Hacker Newsnew | past | comments | ask | show | jobs | submitlogin
Toolformer: Language Models Can Teach Themselves to Use Tools (arxiv.org)
220 points by jasondavies on Feb 11, 2023 | hide | past | favorite | 45 comments


Here is a little GIF demo: https://twitter.com/timo_schick/status/1624058382142345216

The possibilities of this line of research are endless. When language models can call APIs and/or use UIs, they can become the unified natural language interface to any software, any website, any app. See also https://www.adept.ai/act.

Siri and Alexa and Google Assistant are dead ends. Language models trained to use tools will finally be able to start delivering on the promise of a software assistant that works. And eventually, they will be a key part of robots that accept natural language commands to perform everyday tasks in the real world, like this: https://sites.research.google/palm-saycan


Can they also perform fact-checking?


The fact checking with prompt chaining[0] repository has something along those lines (their readme has an example).

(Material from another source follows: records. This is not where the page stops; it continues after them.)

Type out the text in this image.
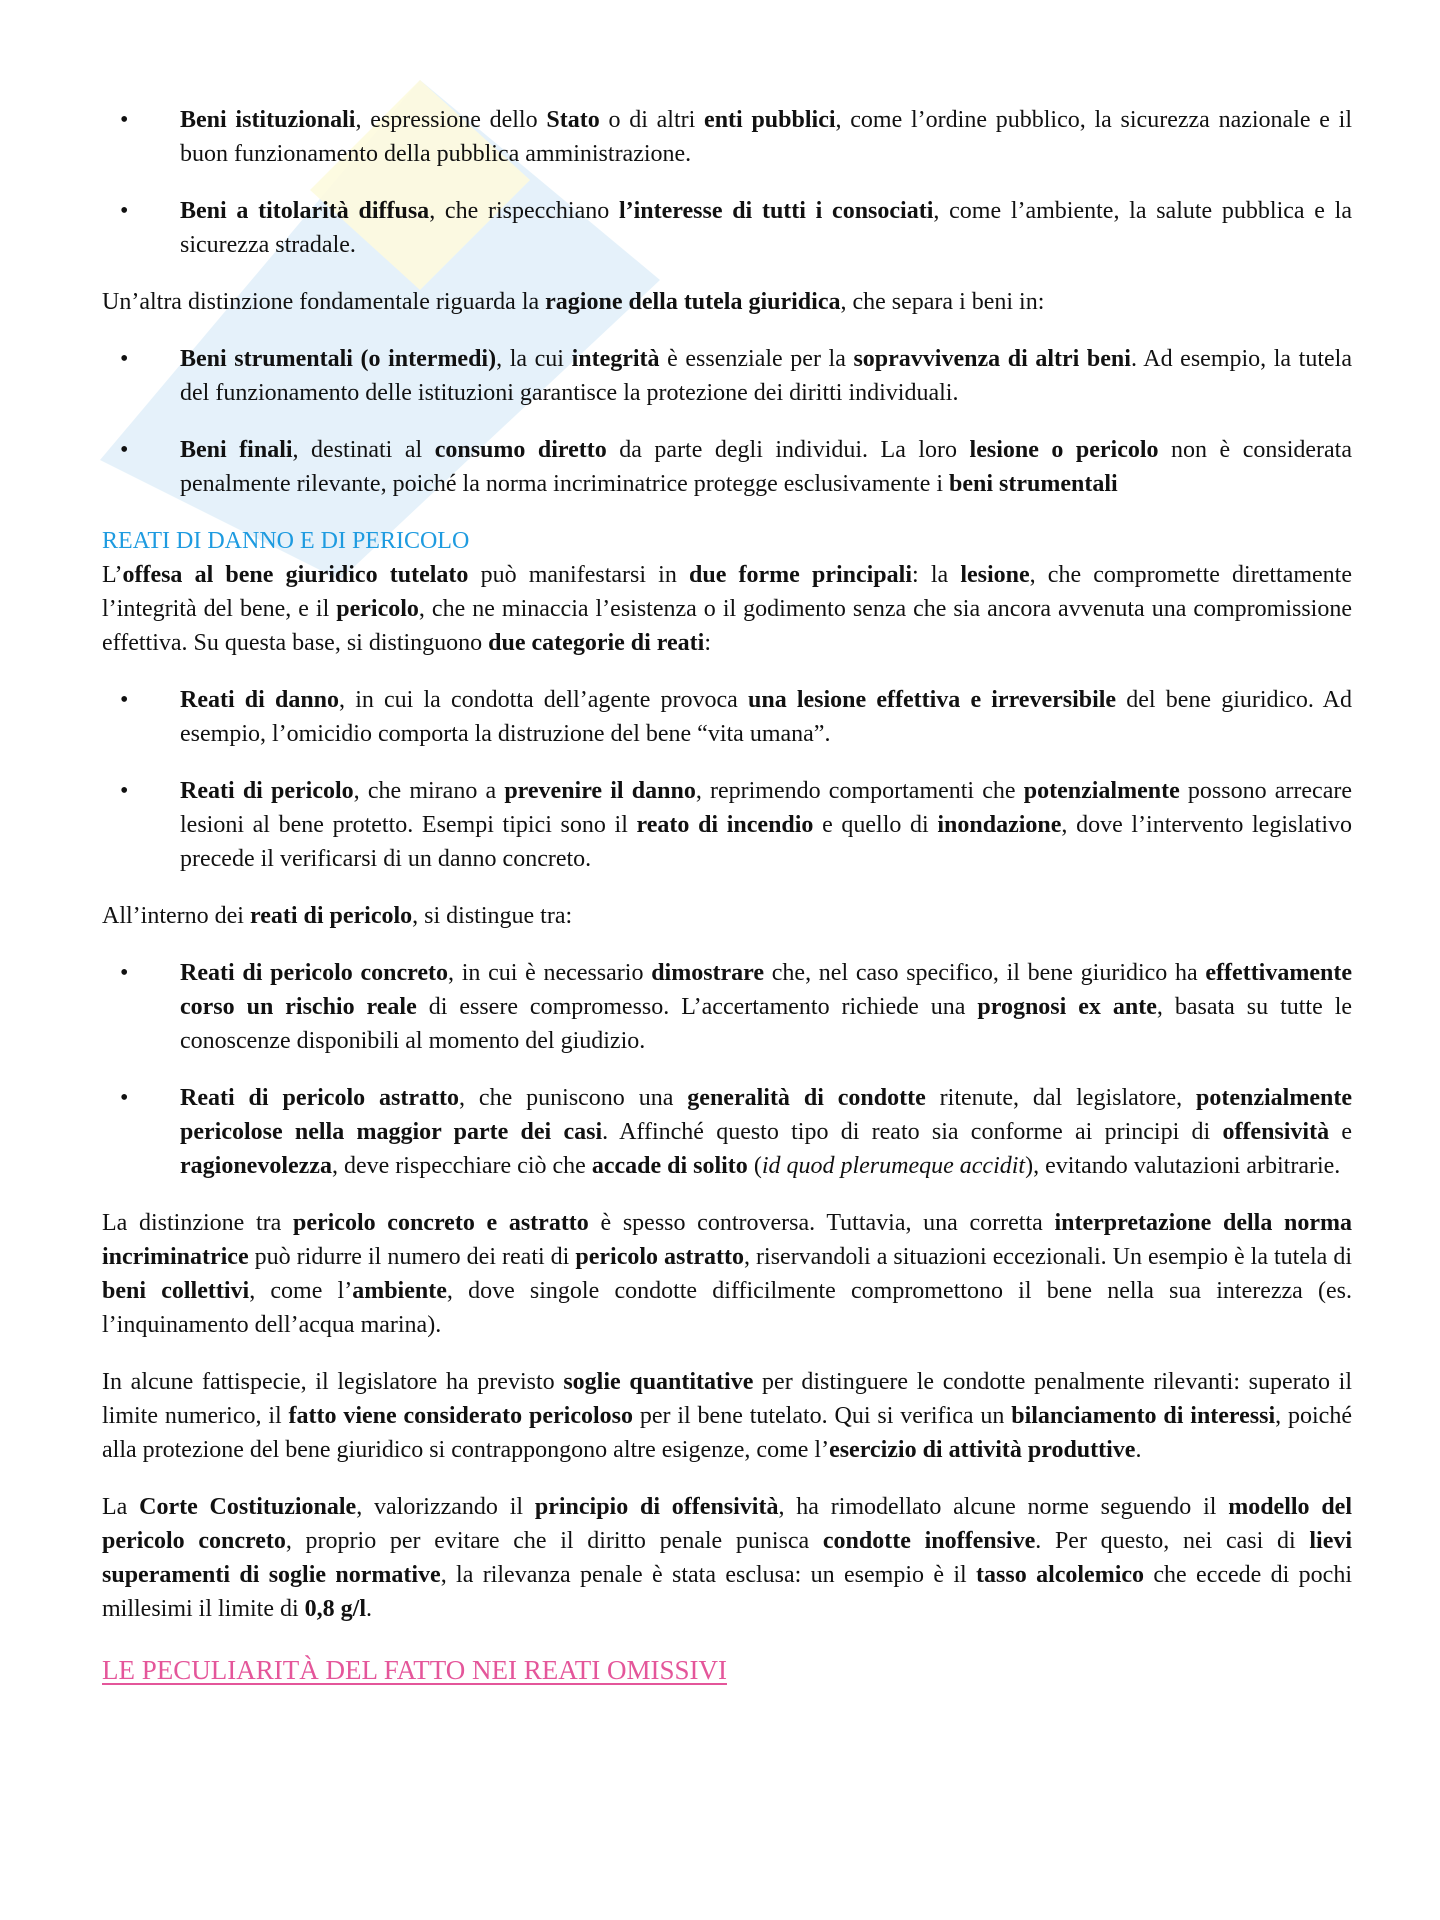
• Beni istituzionali, espressione dello Stato o di altri enti pubblici, come l’ordine pubblico, la sicurezza nazionale e il buon funzionamento della pubblica amministrazione.
• Beni a titolarità diffusa, che rispecchiano l’interesse di tutti i consociati, come l’ambiente, la salute pubblica e la sicurezza stradale.
Un’altra distinzione fondamentale riguarda la ragione della tutela giuridica, che separa i beni in:
• Beni strumentali (o intermedi), la cui integrità è essenziale per la sopravvivenza di altri beni. Ad esempio, la tutela del funzionamento delle istituzioni garantisce la protezione dei diritti individuali.
• Beni finali, destinati al consumo diretto da parte degli individui. La loro lesione o pericolo non è considerata penalmente rilevante, poiché la norma incriminatrice protegge esclusivamente i beni strumentali
REATI DI DANNO E DI PERICOLO
L’offesa al bene giuridico tutelato può manifestarsi in due forme principali: la lesione, che compromette direttamente l’integrità del bene, e il pericolo, che ne minaccia l’esistenza o il godimento senza che sia ancora avvenuta una compromissione effettiva. Su questa base, si distinguono due categorie di reati:
• Reati di danno, in cui la condotta dell’agente provoca una lesione effettiva e irreversibile del bene giuridico. Ad esempio, l’omicidio comporta la distruzione del bene “vita umana”.
• Reati di pericolo, che mirano a prevenire il danno, reprimendo comportamenti che potenzialmente possono arrecare lesioni al bene protetto. Esempi tipici sono il reato di incendio e quello di inondazione, dove l’intervento legislativo precede il verificarsi di un danno concreto.
All’interno dei reati di pericolo, si distingue tra:
• Reati di pericolo concreto, in cui è necessario dimostrare che, nel caso specifico, il bene giuridico ha effettivamente corso un rischio reale di essere compromesso. L’accertamento richiede una prognosi ex ante, basata su tutte le conoscenze disponibili al momento del giudizio.
• Reati di pericolo astratto, che puniscono una generalità di condotte ritenute, dal legislatore, potenzialmente pericolose nella maggior parte dei casi. Affinché questo tipo di reato sia conforme ai principi di offensività e ragionevolezza, deve rispecchiare ciò che accade di solito (id quod plerumeque accidit), evitando valutazioni arbitrarie.
La distinzione tra pericolo concreto e astratto è spesso controversa. Tuttavia, una corretta interpretazione della norma incriminatrice può ridurre il numero dei reati di pericolo astratto, riservandoli a situazioni eccezionali. Un esempio è la tutela di beni collettivi, come l’ambiente, dove singole condotte difficilmente compromettono il bene nella sua interezza (es. l’inquinamento dell’acqua marina).
In alcune fattispecie, il legislatore ha previsto soglie quantitative per distinguere le condotte penalmente rilevanti: superato il limite numerico, il fatto viene considerato pericoloso per il bene tutelato. Qui si verifica un bilanciamento di interessi, poiché alla protezione del bene giuridico si contrappongono altre esigenze, come l’esercizio di attività produttive.
La Corte Costituzionale, valorizzando il principio di offensività, ha rimodellato alcune norme seguendo il modello del pericolo concreto, proprio per evitare che il diritto penale punisca condotte inoffensive. Per questo, nei casi di lievi superamenti di soglie normative, la rilevanza penale è stata esclusa: un esempio è il tasso alcolemico che eccede di pochi millesimi il limite di 0,8 g/l.
LE PECULIARITÀ DEL FATTO NEI REATI OMISSIVI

It is not perfect and it is costly in number of calls to a language model but it does help a lot.

[0]: https://github.com/jagilley/fact-checker


One idea is if the probability of QA API call is high but API returns nothing or conflicting results, then model may learn to say it isn’t sure about the result.


Just like how humans progressed technologically.

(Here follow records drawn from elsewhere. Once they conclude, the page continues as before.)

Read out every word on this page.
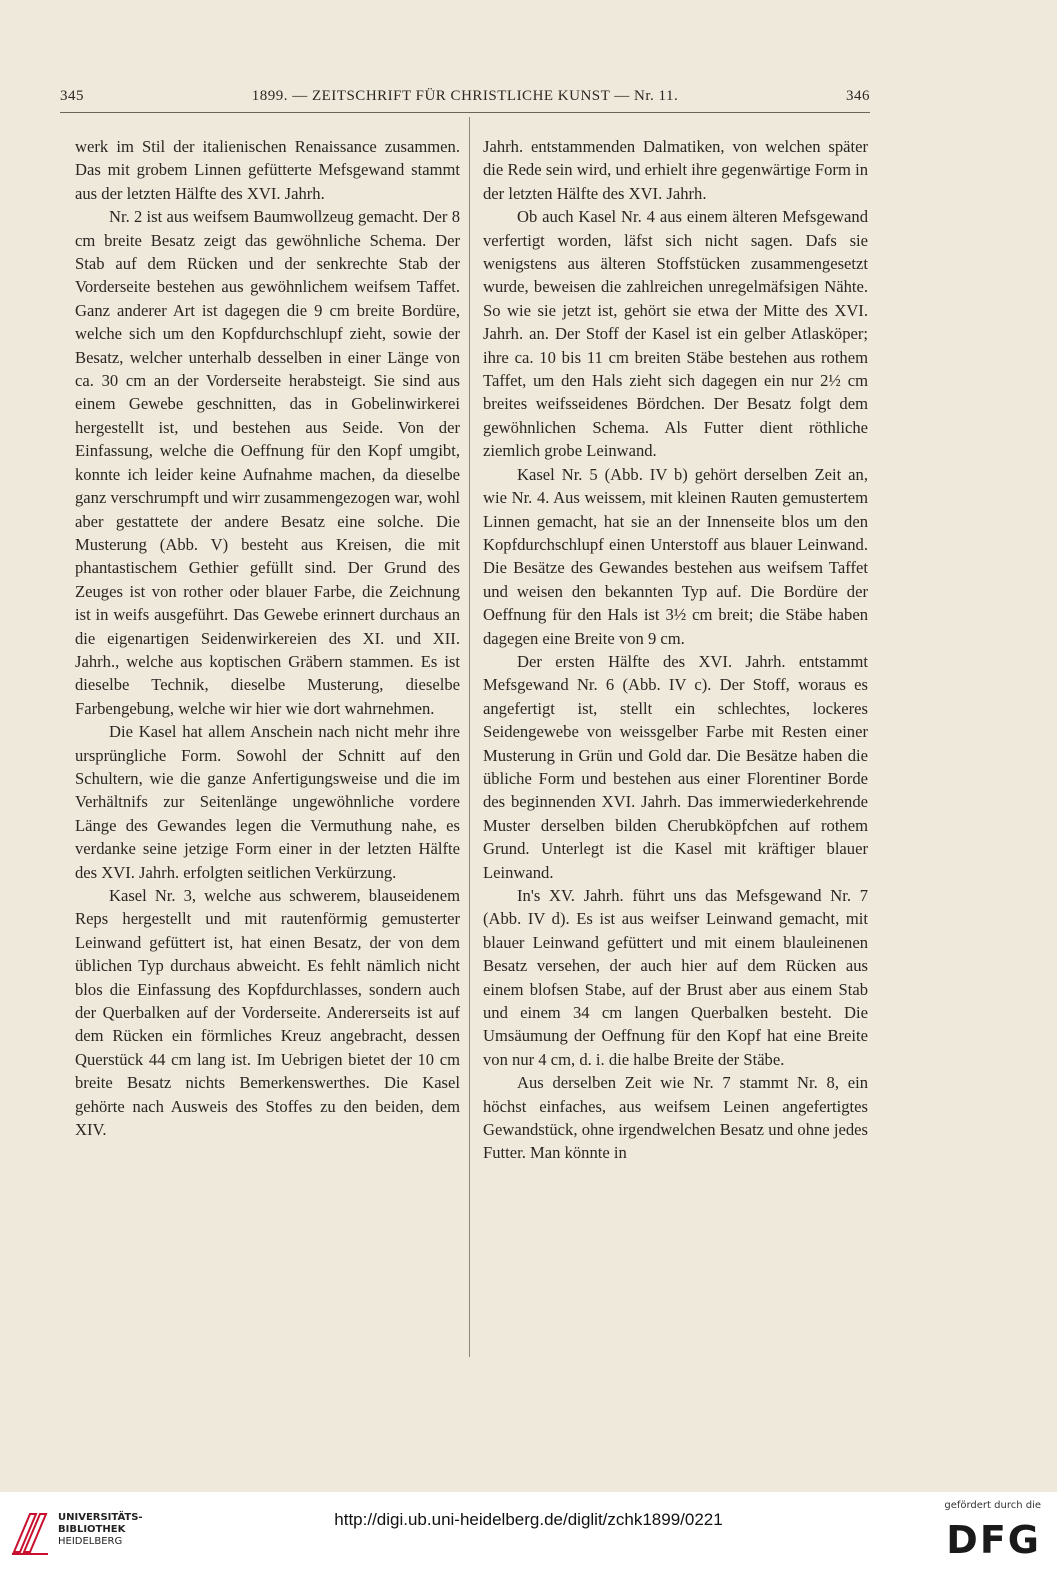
345	1899. — ZEITSCHRIFT FÜR CHRISTLICHE KUNST — Nr. 11.	346

werk im Stil der italienischen Renaissance zusammen. Das mit grobem Linnen gefütterte Mefsgewand stammt aus der letzten Hälfte des XVI. Jahrh.

Nr. 2 ist aus weifsem Baumwollzeug gemacht. Der 8 cm breite Besatz zeigt das gewöhnliche Schema. Der Stab auf dem Rücken und der senkrechte Stab der Vorderseite bestehen aus gewöhnlichem weifsem Taffet. Ganz anderer Art ist dagegen die 9 cm breite Bordüre, welche sich um den Kopfdurchschlupf zieht, sowie der Besatz, welcher unterhalb desselben in einer Länge von ca. 30 cm an der Vorderseite herabsteigt. Sie sind aus einem Gewebe geschnitten, das in Gobelinwirkerei hergestellt ist, und bestehen aus Seide. Von der Einfassung, welche die Oeffnung für den Kopf umgibt, konnte ich leider keine Aufnahme machen, da dieselbe ganz verschrumpft und wirr zusammengezogen war, wohl aber gestattete der andere Besatz eine solche. Die Musterung (Abb. V) besteht aus Kreisen, die mit phantastischem Gethier gefüllt sind. Der Grund des Zeuges ist von rother oder blauer Farbe, die Zeichnung ist in weifs ausgeführt. Das Gewebe erinnert durchaus an die eigenartigen Seidenwirkereien des XI. und XII. Jahrh., welche aus koptischen Gräbern stammen. Es ist dieselbe Technik, dieselbe Musterung, dieselbe Farbengebung, welche wir hier wie dort wahrnehmen.

Die Kasel hat allem Anschein nach nicht mehr ihre ursprüngliche Form. Sowohl der Schnitt auf den Schultern, wie die ganze Anfertigungsweise und die im Verhältnifs zur Seitenlänge ungewöhnliche vordere Länge des Gewandes legen die Vermuthung nahe, es verdanke seine jetzige Form einer in der letzten Hälfte des XVI. Jahrh. erfolgten seitlichen Verkürzung.

Kasel Nr. 3, welche aus schwerem, blauseidenem Reps hergestellt und mit rautenförmig gemusterter Leinwand gefüttert ist, hat einen Besatz, der von dem üblichen Typ durchaus abweicht. Es fehlt nämlich nicht blos die Einfassung des Kopfdurchlasses, sondern auch der Querbalken auf der Vorderseite. Andererseits ist auf dem Rücken ein förmliches Kreuz angebracht, dessen Querstück 44 cm lang ist. Im Uebrigen bietet der 10 cm breite Besatz nichts Bemerkenswerthes. Die Kasel gehörte nach Ausweis des Stoffes zu den beiden, dem XIV.

Jahrh. entstammenden Dalmatiken, von welchen später die Rede sein wird, und erhielt ihre gegenwärtige Form in der letzten Hälfte des XVI. Jahrh.

Ob auch Kasel Nr. 4 aus einem älteren Mefsgewand verfertigt worden, läfst sich nicht sagen. Dafs sie wenigstens aus älteren Stoffstücken zusammengesetzt wurde, beweisen die zahlreichen unregelmäfsigen Nähte. So wie sie jetzt ist, gehört sie etwa der Mitte des XVI. Jahrh. an. Der Stoff der Kasel ist ein gelber Atlasköper; ihre ca. 10 bis 11 cm breiten Stäbe bestehen aus rothem Taffet, um den Hals zieht sich dagegen ein nur 2½ cm breites weifsseidenes Bördchen. Der Besatz folgt dem gewöhnlichen Schema. Als Futter dient röthliche ziemlich grobe Leinwand.

Kasel Nr. 5 (Abb. IV b) gehört derselben Zeit an, wie Nr. 4. Aus weissem, mit kleinen Rauten gemustertem Linnen gemacht, hat sie an der Innenseite blos um den Kopfdurchschlupf einen Unterstoff aus blauer Leinwand. Die Besätze des Gewandes bestehen aus weifsem Taffet und weisen den bekannten Typ auf. Die Bordüre der Oeffnung für den Hals ist 3½ cm breit; die Stäbe haben dagegen eine Breite von 9 cm.

Der ersten Hälfte des XVI. Jahrh. entstammt Mefsgewand Nr. 6 (Abb. IV c). Der Stoff, woraus es angefertigt ist, stellt ein schlechtes, lockeres Seidengewebe von weissgelber Farbe mit Resten einer Musterung in Grün und Gold dar. Die Besätze haben die übliche Form und bestehen aus einer Florentiner Borde des beginnenden XVI. Jahrh. Das immerwiederkehrende Muster derselben bilden Cherubköpfchen auf rothem Grund. Unterlegt ist die Kasel mit kräftiger blauer Leinwand.

In's XV. Jahrh. führt uns das Mefsgewand Nr. 7 (Abb. IV d). Es ist aus weifser Leinwand gemacht, mit blauer Leinwand gefüttert und mit einem blauleinenen Besatz versehen, der auch hier auf dem Rücken aus einem blofsen Stabe, auf der Brust aber aus einem Stab und einem 34 cm langen Querbalken besteht. Die Umsäumung der Oeffnung für den Kopf hat eine Breite von nur 4 cm, d. i. die halbe Breite der Stäbe.

Aus derselben Zeit wie Nr. 7 stammt Nr. 8, ein höchst einfaches, aus weifsem Leinen angefertigtes Gewandstück, ohne irgendwelchen Besatz und ohne jedes Futter. Man könnte in

UNIVERSITÄTS-
BIBLIOTHEK
HEIDELBERG
http://digi.ub.uni-heidelberg.de/diglit/zchk1899/0221
gefördert durch die
DFG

Each individual human has information that is considered specialized (a narrow model). Without communication there is no way to access these specializations. And written and spoken language is just the best way to communicate we've come up with (so far).

Feels like these language models will be the glue that hold all the narrow models together, and can build on top of to create new narrow models.


This technique seems to be limited to APIs that help the LM complete the sentence, but perhaps it might inspire a technique for including APIs that have side effects in the real world.

How long until we have interactive robots and personal assistants with something like ChatGPT as the glue uniting various task-specific APIs?


I released a proof of concept yesterday which is basically a very rudimentary version of your second sentence: https://github.com/nathankot/bashi


When the world finally ended, it wasn't because of our greed or ambition. It was our gregariousness that doomed us.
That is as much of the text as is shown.